「2019年度事業マネジメント研修」参加者のレポート

2019年6月4日

JICAではプロジェクトを実施する上で重要となるPCM(プロジェクト・サイクル・マネジメント)手法の習得を目的とし、事業マネジメント研修(基礎編・実用編)を開催しています。
プロジェクトデザインの作り方、モニタリング・評価の方法等をワークショップを通じて学んでいただく形となっており、特に、草の根技術協力事業を実施中、または提案を考えている方には効果的な研修です。
今回、JICA九州での「2019年度事業マネジメント研修」を受講された大崎町役場の嶽野清人氏にレポートを作成して頂きましたのでご紹介致します。

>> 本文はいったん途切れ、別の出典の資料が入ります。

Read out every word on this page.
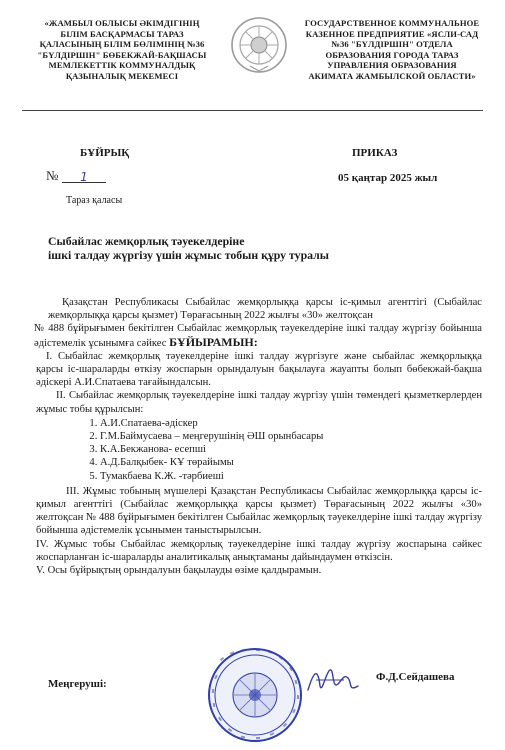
«ЖАМБЫЛ ОБЛЫСЫ ӘКІМДІГІНІҢ
БІЛІМ БАСҚАРМАСЫ ТАРАЗ
ҚАЛАСЫНЫҢ БІЛІМ БӨЛІМІНІҢ №36
"БҮЛДІРШІН" БӨБЕКЖАЙ-БАҚШАСЫ
МЕМЛЕКЕТТІК КОММУНАЛДЫҚ
ҚАЗЫНАЛЫҚ МЕКЕМЕСІ
ГОСУДАРСТВЕННОЕ КОММУНАЛЬНОЕ
КАЗЕННОЕ ПРЕДПРИЯТИЕ «ЯСЛИ-САД
№36 "БҮЛДІРШІН" ОТДЕЛА
ОБРАЗОВАНИЯ ГОРОДА ТАРАЗ
УПРАВЛЕНИЯ ОБРАЗОВАНИЯ
АКИМАТА ЖАМБЫЛСКОЙ ОБЛАСТИ»
БҰЙРЫҚ	ПРИКАЗ
№	1	05 қаңтар 2025 жыл
Тараз қаласы
Сыбайлас жемқорлық тәуекелдеріне
ішкі талдау жүргізу үшін жұмыс тобын құру туралы
Қазақстан Республикасы Сыбайлас жемқорлыққа қарсы іс-қимыл агенттігі (Сыбайлас жемқорлыққа қарсы қызмет) Төрағасының 2022 жылғы «30» желтоқсан
№ 488 бұйрығымен бекітілген Сыбайлас жемқорлық тәуекелдеріне ішкі талдау жүргізу бойынша әдістемелік ұсынымға сәйкес БҰЙЫРАМЫН:
I. Сыбайлас жемқорлық тәуекелдеріне ішкі талдау жүргізуге және сыбайлас жемқорлыққа қарсы іс-шараларды өткізу жоспарын орындалуын бақылауға жауапты болып бөбекжай-бақша әдіскері А.И.Спатаева тағайындалсын.
II. Сыбайлас жемқорлық тәуекелдеріне ішкі талдау жүргізу үшін төмендегі қызметкерлерден жұмыс тобы құрылсын:
1. А.И.Спатаева-әдіскер
2. Г.М.Баймусаева – меңгерушінің ӘШ орынбасары
3. К.А.Бекжанова- есепші
4. А.Д.Балқыбек- КҰ төрайымы
5. Тумакбаева К.Ж. -тәрбиеші
III. Жұмыс тобының мүшелері Қазақстан Республикасы Сыбайлас жемқорлыққа қарсы іс-қимыл агенттігі (Сыбайлас жемқорлыққа қарсы қызмет) Төрағасының 2022 жылғы «30» желтоқсан № 488 бұйрығымен бекітілген Сыбайлас жемқорлық тәуекелдеріне ішкі талдау жүргізу бойынша әдістемелік ұсынымен таныстырылсын.
IV. Жұмыс тобы Сыбайлас жемқорлық тәуекелдеріне ішкі талдау жүргізу жоспарына сәйкес жоспарланған іс-шараларды аналитикалық анықтаманы дайындаумен өткізсін.
V. Осы бұйрықтың орындалуын бақылауды өзіме қалдырамын.
Меңгеруші:
Ф.Д.Сейдашева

2019年度JICA九州での事業マネジメント研修を受講して

鹿児島県曽於郡大崎町役場
住民環境課 環境対策係
嶽野 清人

 今回、JICA九州において開催された「事業マネジメント研修(基礎編・実用編)」を受講させていただきました。4月の人事異動で住民環境課に配属された私は、草の根技術協力事業について右も左もわからず不安を抱きながらの受講になりました。そのような中、「基礎編」の研修が始まり、草の根技術協力事業の事業概要などの基本項目についての講義の後、ペンとポストイットを使ったグループワークが始まりました。グループワークでは事業マネジメント事例を使い、プロジェクト実施前に行う「問題分析」や「目的分析」、「プロジェクトの選択」を行いました。「問題分析」では、問題の要因を分解し樹形図に落とし込んで問題の構造を論理的に明らかにし、「目的分析」、「プロジェクトの選択」の作業通じ、目指すべき状態と解決する手段を第三者が見ても明確化してあるかが事業計画を作成するに当たって重要だということを学びました。問題を論理的に分析していく作業は、これまでのグループワークでは経験したことがなかったので、よい経験になりました。基礎編の内容は応募準備に最適だと思いますので、皆さん是非応募前に一度受講されて、その後に応募書類の作成を始められると良いと思います。
 研修2、3日目に行われた「実用編」では、事例を使って「モニタリング」、「指標のとり方」、「作業分解」、「リスクマネジメント」等を行い、プロジェクト実施の効果的な考え方や手法、実施タイミング等を学ぶことができました。これは実際に事業を展開していく中で一番重要なことなので、即、業務に活かせる研修になりました。
 また、講義の中で心に残ったことは、失敗体験や成功体験のきっかけや背景を知ることで、今後、活動する上で行かせる「学び」を抽出することができるということに気付かされたことでした。事業計画を作成し、活動を実行して報告する中で、実施団体が行う事業以外にも活かせる「学び」が生まれると考えると、感慨深いものを感じました。
 そして、この事業マネジメント研修は、JICA草の根技術協力を実施する関係者だけでなく、社会のためのマネジメント手法を論理的に考え、様々な視点から事業計画を立案し、それを着実に実行していく方法を分かりやすく教えていただける数少ない研修だと思いますので、様々な方が受講していただいて、より多くの「学び」に繋がってほしいと思います。この度は、このような素晴らしい研修の機会をいただき、ありがとうございました。